# ANLI Baseline with LLM

You have to implement in this notebook a baseline for ANLI classification using an LLM.
This baseline must be implemented using DSPy.



In [5]:
# Configure the DSPy environment with the language model - for grok the parameters must be:
# env variable should be in os.environ['XAI_API_KEY']
# "xai/grok-3-mini"
import os
import dspy

from dotenv import load_dotenv
load_dotenv("grok_key.ini") 
lm = dspy.LM('xai/grok-3-mini', api_key=os.environ['XAI_API_KEY'])
# for ollama 
# lm = dspy.LM('ollama_chat/devstral', api_base='http://localhost:11434', api_key='')
dspy.configure(lm=lm)

In [6]:
from typing import Literal

## Implement the DSPy classifier program.
class ANLIClassifier(dspy.Signature):
    premise: str = dspy.InputField()
    hypothesis: str = dspy.InputField()
    label: Literal['entailment', 'neutral', 'contradiction'] = dspy.OutputField()

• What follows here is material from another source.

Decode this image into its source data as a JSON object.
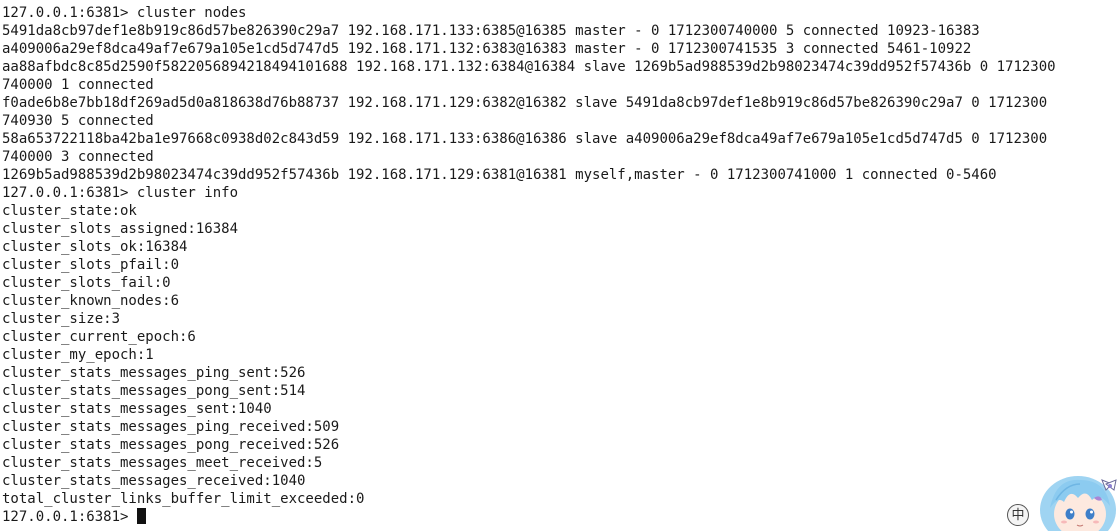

classier = dspy.Predict(ANLIClassifier)

def classify(premise, hypothesis):
    return classier(premise=premise, hypothesis=hypothesis).label

## Load ANLI dataset

In [7]:
from datasets import load_dataset

dataset = load_dataset("facebook/anli")
dataset = dataset.filter(lambda x: x['reason'] != None and x['reason'] != "")

In [8]:
dataset

DatasetDict({
    train_r1: Dataset({
        features: ['uid', 'premise', 'hypothesis', 'label', 'reason'],
        num_rows: 2923
    })
    dev_r1: Dataset({
        features: ['uid', 'premise', 'hypothesis', 'label', 'reason'],
        num_rows: 1000
    })
    test_r1: Dataset({
        features: ['uid', 'premise', 'hypothesis', 'label', 'reason'],
        num_rows: 1000
    })
    train_r2: Dataset({
        features: ['uid', 'premise', 'hypothesis', 'label', 'reason'],
        num_rows: 4861
    })
    dev_r2: Dataset({
        features: ['uid', 'premise', 'hypothesis', 'label', 'reason'],
        num_rows: 1000
    })
    test_r2: Dataset({
        features: ['uid', 'premise', 'hypothesis', 'label', 'reason'],
        num_rows: 1000
    })
    train_r3: Dataset({
        features: ['uid', 'premise', 'hypothesis', 'label', 'reason'],
        num_rows: 13375
    })
    dev_r3: Dataset({
        features: ['uid', 'premise', 'hypothesis', 'label', 'reason'],
        num_rows: 1200


## Evaluate Metrics

Let's use the huggingface `evaluate` package to compute the performance of the baseline.


In [9]:
from evaluate import load

accuracy = load("accuracy")
precision = load("precision")
recall = load("recall")
f1 = load("f1")


In [10]:
import evaluate
clf_metrics = evaluate.combine(["accuracy", "f1", "precision", "recall"])

In [11]:
clf_metrics.compute(predictions=[0, 1, 0], references=[0, 1, 1])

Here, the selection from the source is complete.